Review
The best is saved for last…
Viscount David Hastings has always loved Helena Fitzhugh from afar. Up close he’s despicable, rude, and crude. She absolutely hates him. Her love has always belonged to another, until the day she’s in a carriage accident. From that moment on everything changes, but waiting for her memories to return is like waiting for a bomb to explode. Can Hastings secure her love before the worst happens, before she remembers the man he once was?
So… my review of Ravishing the Heiress in July was a 5 star. I really thought that was the best it could get. I was wrong. It got better. Tempting the Bride blows the 2nd book of the Fitzhugh series out of the water. How can I say that definitively? Because this book brought me to tears, and I don’t typically cry while reading a book.
The emotional turmoil of the hero Hastings and his devoted love made the pages fly. I was enchanted by the way this man carried a torch for one woman, and effectively made her hate him with every action. My mom always used to tell me that if a boy bit you then he liked you. Well, Hastings bit Helena one too many times. Now he’s relegated to the back recesses of her mind as the worst man alive. He’s a family friend and uses that as his excuse for constantly trying to save her from her own folly. How Helena could think Hastings was selfish in the least bit is beyond me.

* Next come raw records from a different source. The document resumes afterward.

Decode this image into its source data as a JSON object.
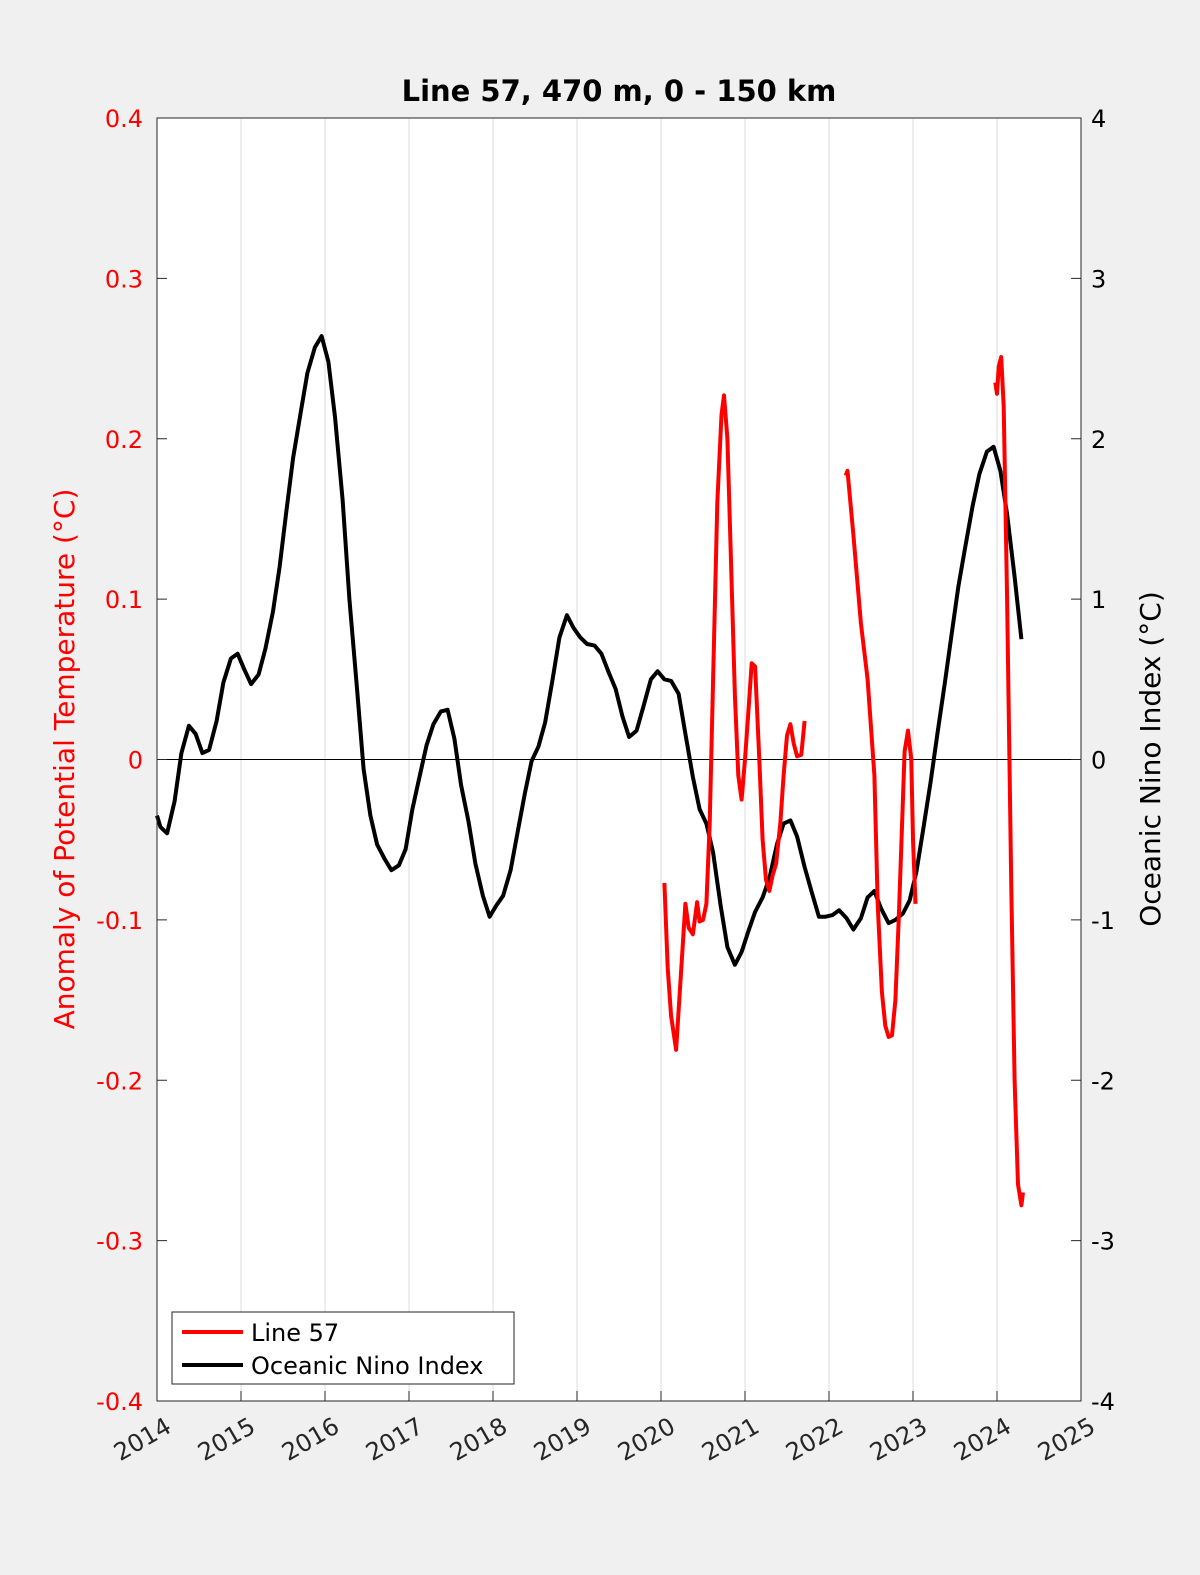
{
  "chart_data": {
    "type": "line",
    "title": "Line 57, 470 m, 0 - 150 km",
    "xlabel": "",
    "ylabel_left": "Anomaly of Potential Temperature (°C)",
    "ylabel_right": "Oceanic Nino Index (°C)",
    "xlim": [
      2014,
      2025
    ],
    "ylim_left": [
      -0.4,
      0.4
    ],
    "ylim_right": [
      -4,
      4
    ],
    "x_ticks": [
      "2014",
      "2015",
      "2016",
      "2017",
      "2018",
      "2019",
      "2020",
      "2021",
      "2022",
      "2023",
      "2024",
      "2025"
    ],
    "y_ticks_left": [
      "-0.4",
      "-0.3",
      "-0.2",
      "-0.1",
      "0",
      "0.1",
      "0.2",
      "0.3",
      "0.4"
    ],
    "y_ticks_right": [
      "-4",
      "-3",
      "-2",
      "-1",
      "0",
      "1",
      "2",
      "3",
      "4"
    ],
    "grid": "vertical",
    "legend_position": "bottom-left",
    "colors": {
      "line57": "#ff0000",
      "oni": "#000000",
      "left_axis": "#ff0000",
      "background": "#f0f0f0"
    },
    "series": [
      {
        "name": "Line 57",
        "axis": "left",
        "segments": [
          [
            [
              2020.04,
              -0.077
            ],
            [
              2020.08,
              -0.13
            ],
            [
              2020.12,
              -0.16
            ],
            [
              2020.18,
              -0.181
            ],
            [
              2020.23,
              -0.14
            ],
            [
              2020.29,
              -0.09
            ],
            [
              2020.33,
              -0.105
            ],
            [
              2020.38,
              -0.109
            ],
            [
              2020.43,
              -0.089
            ],
            [
              2020.46,
              -0.101
            ],
            [
              2020.5,
              -0.1
            ],
            [
              2020.54,
              -0.09
            ],
            [
              2020.58,
              -0.04
            ],
            [
              2020.62,
              0.05
            ],
            [
              2020.67,
              0.16
            ],
            [
              2020.72,
              0.215
            ],
            [
              2020.75,
              0.227
            ],
            [
              2020.79,
              0.2
            ],
            [
              2020.83,
              0.13
            ],
            [
              2020.88,
              0.04
            ],
            [
              2020.92,
              -0.01
            ],
            [
              2020.96,
              -0.025
            ],
            [
              2021.0,
              0.0
            ],
            [
              2021.04,
              0.03
            ],
            [
              2021.08,
              0.06
            ],
            [
              2021.12,
              0.058
            ],
            [
              2021.17,
              0.0
            ],
            [
              2021.21,
              -0.05
            ],
            [
              2021.25,
              -0.075
            ],
            [
              2021.29,
              -0.082
            ],
            [
              2021.33,
              -0.072
            ],
            [
              2021.37,
              -0.065
            ],
            [
              2021.42,
              -0.04
            ],
            [
              2021.46,
              -0.01
            ],
            [
              2021.5,
              0.015
            ],
            [
              2021.54,
              0.022
            ],
            [
              2021.58,
              0.01
            ],
            [
              2021.62,
              0.002
            ],
            [
              2021.67,
              0.003
            ],
            [
              2021.71,
              0.024
            ]
          ],
          [
            [
              2022.2,
              0.177
            ],
            [
              2022.22,
              0.18
            ],
            [
              2022.29,
              0.14
            ],
            [
              2022.38,
              0.085
            ],
            [
              2022.46,
              0.05
            ],
            [
              2022.54,
              -0.01
            ],
            [
              2022.58,
              -0.09
            ],
            [
              2022.63,
              -0.145
            ],
            [
              2022.67,
              -0.166
            ],
            [
              2022.71,
              -0.173
            ],
            [
              2022.75,
              -0.172
            ],
            [
              2022.79,
              -0.15
            ],
            [
              2022.83,
              -0.1
            ],
            [
              2022.87,
              -0.04
            ],
            [
              2022.9,
              0.005
            ],
            [
              2022.94,
              0.018
            ],
            [
              2022.98,
              0.0
            ],
            [
              2023.0,
              -0.05
            ],
            [
              2023.03,
              -0.09
            ]
          ],
          [
            [
              2023.98,
              0.235
            ],
            [
              2024.0,
              0.228
            ],
            [
              2024.02,
              0.245
            ],
            [
              2024.05,
              0.251
            ],
            [
              2024.08,
              0.22
            ],
            [
              2024.12,
              0.1
            ],
            [
              2024.17,
              -0.08
            ],
            [
              2024.21,
              -0.2
            ],
            [
              2024.25,
              -0.265
            ],
            [
              2024.29,
              -0.278
            ],
            [
              2024.31,
              -0.27
            ]
          ]
        ]
      },
      {
        "name": "Oceanic Nino Index",
        "axis": "right",
        "points": [
          [
            2014.0,
            -0.35
          ],
          [
            2014.04,
            -0.42
          ],
          [
            2014.12,
            -0.46
          ],
          [
            2014.21,
            -0.26
          ],
          [
            2014.29,
            0.04
          ],
          [
            2014.38,
            0.21
          ],
          [
            2014.46,
            0.16
          ],
          [
            2014.54,
            0.04
          ],
          [
            2014.62,
            0.06
          ],
          [
            2014.71,
            0.24
          ],
          [
            2014.79,
            0.48
          ],
          [
            2014.88,
            0.63
          ],
          [
            2014.96,
            0.66
          ],
          [
            2015.04,
            0.56
          ],
          [
            2015.12,
            0.47
          ],
          [
            2015.21,
            0.53
          ],
          [
            2015.29,
            0.69
          ],
          [
            2015.38,
            0.92
          ],
          [
            2015.46,
            1.2
          ],
          [
            2015.54,
            1.55
          ],
          [
            2015.62,
            1.88
          ],
          [
            2015.71,
            2.16
          ],
          [
            2015.79,
            2.41
          ],
          [
            2015.88,
            2.57
          ],
          [
            2015.96,
            2.64
          ],
          [
            2016.04,
            2.48
          ],
          [
            2016.12,
            2.13
          ],
          [
            2016.21,
            1.62
          ],
          [
            2016.29,
            1.0
          ],
          [
            2016.38,
            0.45
          ],
          [
            2016.46,
            -0.06
          ],
          [
            2016.54,
            -0.35
          ],
          [
            2016.62,
            -0.53
          ],
          [
            2016.71,
            -0.62
          ],
          [
            2016.79,
            -0.69
          ],
          [
            2016.88,
            -0.66
          ],
          [
            2016.96,
            -0.56
          ],
          [
            2017.04,
            -0.31
          ],
          [
            2017.12,
            -0.12
          ],
          [
            2017.21,
            0.09
          ],
          [
            2017.29,
            0.22
          ],
          [
            2017.38,
            0.3
          ],
          [
            2017.46,
            0.31
          ],
          [
            2017.54,
            0.13
          ],
          [
            2017.62,
            -0.16
          ],
          [
            2017.71,
            -0.39
          ],
          [
            2017.79,
            -0.65
          ],
          [
            2017.88,
            -0.85
          ],
          [
            2017.96,
            -0.98
          ],
          [
            2018.04,
            -0.91
          ],
          [
            2018.12,
            -0.85
          ],
          [
            2018.21,
            -0.69
          ],
          [
            2018.29,
            -0.46
          ],
          [
            2018.38,
            -0.21
          ],
          [
            2018.46,
            -0.01
          ],
          [
            2018.54,
            0.08
          ],
          [
            2018.62,
            0.23
          ],
          [
            2018.71,
            0.5
          ],
          [
            2018.79,
            0.76
          ],
          [
            2018.88,
            0.9
          ],
          [
            2018.96,
            0.82
          ],
          [
            2019.04,
            0.76
          ],
          [
            2019.12,
            0.72
          ],
          [
            2019.21,
            0.71
          ],
          [
            2019.29,
            0.66
          ],
          [
            2019.38,
            0.54
          ],
          [
            2019.46,
            0.44
          ],
          [
            2019.54,
            0.27
          ],
          [
            2019.62,
            0.14
          ],
          [
            2019.71,
            0.18
          ],
          [
            2019.79,
            0.33
          ],
          [
            2019.88,
            0.5
          ],
          [
            2019.96,
            0.55
          ],
          [
            2020.04,
            0.5
          ],
          [
            2020.12,
            0.49
          ],
          [
            2020.21,
            0.41
          ],
          [
            2020.29,
            0.16
          ],
          [
            2020.38,
            -0.11
          ],
          [
            2020.46,
            -0.31
          ],
          [
            2020.54,
            -0.4
          ],
          [
            2020.62,
            -0.58
          ],
          [
            2020.71,
            -0.91
          ],
          [
            2020.79,
            -1.17
          ],
          [
            2020.88,
            -1.28
          ],
          [
            2020.96,
            -1.2
          ],
          [
            2021.04,
            -1.07
          ],
          [
            2021.12,
            -0.95
          ],
          [
            2021.21,
            -0.86
          ],
          [
            2021.29,
            -0.74
          ],
          [
            2021.38,
            -0.53
          ],
          [
            2021.46,
            -0.4
          ],
          [
            2021.54,
            -0.38
          ],
          [
            2021.62,
            -0.48
          ],
          [
            2021.71,
            -0.67
          ],
          [
            2021.79,
            -0.82
          ],
          [
            2021.88,
            -0.98
          ],
          [
            2021.96,
            -0.98
          ],
          [
            2022.04,
            -0.97
          ],
          [
            2022.12,
            -0.94
          ],
          [
            2022.21,
            -0.99
          ],
          [
            2022.29,
            -1.06
          ],
          [
            2022.38,
            -0.99
          ],
          [
            2022.46,
            -0.86
          ],
          [
            2022.54,
            -0.82
          ],
          [
            2022.62,
            -0.93
          ],
          [
            2022.71,
            -1.02
          ],
          [
            2022.79,
            -1.0
          ],
          [
            2022.88,
            -0.96
          ],
          [
            2022.96,
            -0.88
          ],
          [
            2023.04,
            -0.7
          ],
          [
            2023.12,
            -0.44
          ],
          [
            2023.21,
            -0.14
          ],
          [
            2023.29,
            0.16
          ],
          [
            2023.38,
            0.48
          ],
          [
            2023.46,
            0.78
          ],
          [
            2023.54,
            1.08
          ],
          [
            2023.62,
            1.32
          ],
          [
            2023.71,
            1.58
          ],
          [
            2023.79,
            1.78
          ],
          [
            2023.88,
            1.92
          ],
          [
            2023.96,
            1.95
          ],
          [
            2024.04,
            1.8
          ],
          [
            2024.12,
            1.53
          ],
          [
            2024.21,
            1.14
          ],
          [
            2024.29,
            0.75
          ]
        ]
      }
    ]
  }
}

My favorite part is when he finally confesses his love for her:
“Do you remember what I told you about melting into a puddle at my first sight of you?”
She smiled just perceptibly. “Yes.”
“My sentiments were not reciprocated. You took a look at me and went back to your books...I, on the other hand, fell madly in love. And when I realized that I was invisible to you, I resorted to gaining your attention by any means possible.”

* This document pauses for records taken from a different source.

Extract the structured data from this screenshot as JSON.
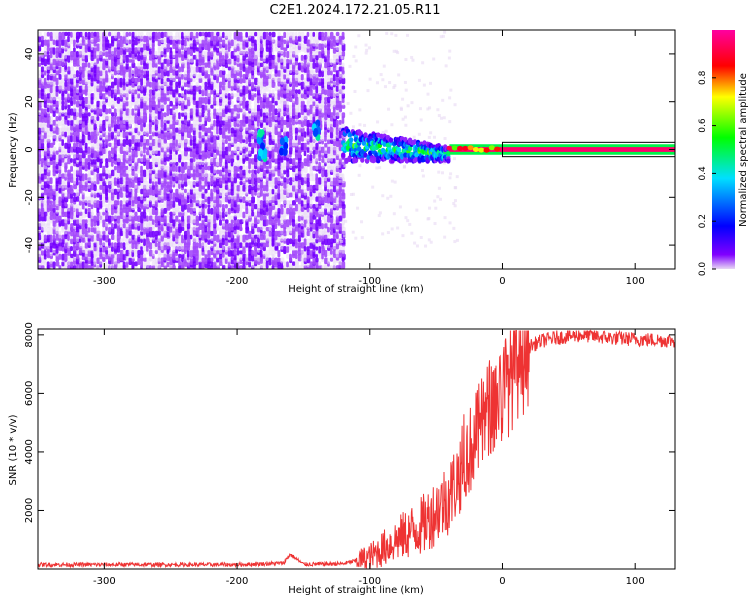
{
  "title": "C2E1.2024.172.21.05.R11",
  "chart_data": [
    {
      "type": "heatmap",
      "xlabel": "Height of straight line (km)",
      "ylabel": "Frequency (Hz)",
      "xlim": [
        -350,
        130
      ],
      "ylim": [
        -50,
        50
      ],
      "xticks": [
        -300,
        -200,
        -100,
        0,
        100
      ],
      "yticks": [
        -40,
        -20,
        0,
        20,
        40
      ],
      "colorbar": {
        "label": "Normalized spectral amplitude",
        "range": [
          0,
          1
        ],
        "ticks": [
          0.0,
          0.2,
          0.4,
          0.6,
          0.8
        ],
        "colors": [
          "#e0c8f0",
          "#8000ff",
          "#0000ff",
          "#00ffff",
          "#00ff00",
          "#ffff00",
          "#ff0000",
          "#ff0080"
        ]
      },
      "regions": [
        {
          "x": [
            -350,
            -120
          ],
          "freq_range": [
            -50,
            50
          ],
          "amplitude": 0.05
        },
        {
          "x": [
            -120,
            -40
          ],
          "freq_range": [
            -8,
            8
          ],
          "amplitude": 0.5
        },
        {
          "x": [
            -40,
            130
          ],
          "freq_range": [
            -2,
            2
          ],
          "amplitude": 0.95
        }
      ]
    },
    {
      "type": "line",
      "xlabel": "Height of straight line (km)",
      "ylabel": "SNR (10 * v/v)",
      "xlim": [
        -350,
        130
      ],
      "ylim": [
        0,
        8200
      ],
      "xticks": [
        -300,
        -200,
        -100,
        0,
        100
      ],
      "yticks": [
        2000,
        4000,
        6000,
        8000
      ],
      "color": "#ee3333",
      "series": [
        {
          "x": [
            -350,
            -200,
            -165,
            -160,
            -150,
            -120,
            -100,
            -80,
            -60,
            -40,
            -20,
            -10,
            0,
            10,
            20,
            30,
            40,
            60,
            80,
            100,
            130
          ],
          "y": [
            150,
            150,
            200,
            500,
            160,
            180,
            400,
            1000,
            1500,
            2500,
            4500,
            5500,
            6000,
            7000,
            7600,
            7800,
            7900,
            8000,
            7900,
            7850,
            7800
          ]
        }
      ]
    }
  ]
}
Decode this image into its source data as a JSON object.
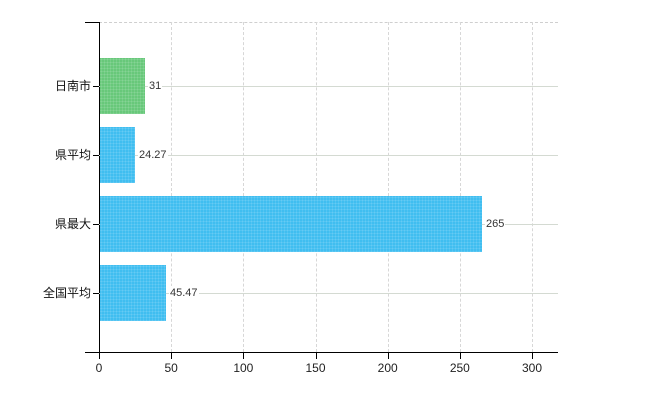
{
  "chart_data": {
    "type": "bar",
    "orientation": "horizontal",
    "categories": [
      "日南市",
      "県平均",
      "県最大",
      "全国平均"
    ],
    "values": [
      31,
      24.27,
      265,
      45.47
    ],
    "value_labels": [
      "31",
      "24.27",
      "265",
      "45.47"
    ],
    "bar_colors": [
      "#68c87a",
      "#40bef0",
      "#40bef0",
      "#40bef0"
    ],
    "x_ticks": [
      "0",
      "50",
      "100",
      "150",
      "200",
      "250",
      "300"
    ],
    "x_tick_values": [
      0,
      50,
      100,
      150,
      200,
      250,
      300
    ],
    "xlim": [
      0,
      318
    ],
    "grid": true,
    "legend_position": "none",
    "title": "",
    "colors": {
      "axis": "#000000",
      "vertical_grid": "#d7d7d7",
      "horizontal_grid": "#d4dad2",
      "top_border": "#cfcfcf",
      "text": "#111111",
      "value_text": "#333333",
      "background": "#ffffff"
    }
  }
}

Helena at first was the heroine you loved to hate, and I was anxious to see how this would play out. Her accident is stroke of luck, profound luck. She’s an entirely different person then what I experienced in the previous books and I loved the new Helena. She was open, fresh, and more apt to share parts of her amazing personality because she didn’t despise Hastings any longer.
The pacing of the story was perfect, the dialogue crisp, and honestly Hastings and Helena know how to throw an insult. There is plenty of conflict and growth from the characters, no sagging middle… writers long to write this type of book. I did fear that Thomas would have to rush Helena’s memory recovery, but everything was plotted in such a way that I felt neither rushed nor let down at any point.

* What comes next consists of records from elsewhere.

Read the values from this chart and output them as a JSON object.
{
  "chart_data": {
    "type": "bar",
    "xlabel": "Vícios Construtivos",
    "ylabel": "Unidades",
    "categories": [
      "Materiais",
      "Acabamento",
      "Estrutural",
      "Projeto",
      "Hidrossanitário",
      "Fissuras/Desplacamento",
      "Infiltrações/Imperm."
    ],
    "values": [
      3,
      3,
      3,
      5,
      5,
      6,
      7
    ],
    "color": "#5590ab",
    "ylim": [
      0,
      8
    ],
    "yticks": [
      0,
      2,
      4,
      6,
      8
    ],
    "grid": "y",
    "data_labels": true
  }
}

There are a few bits with the other Fitzhugh’s and their spouses, which made the trilogy, as a whole, wrap up nicely. I also enjoyed the book within the book, and already have The Bride of Larkspear in my sights.
Bottom line: this is the best Historical of 2012. If you read one Historical this entire year, even if you eschewed Historical in favor of another genre, you have to read Tempting the Bride.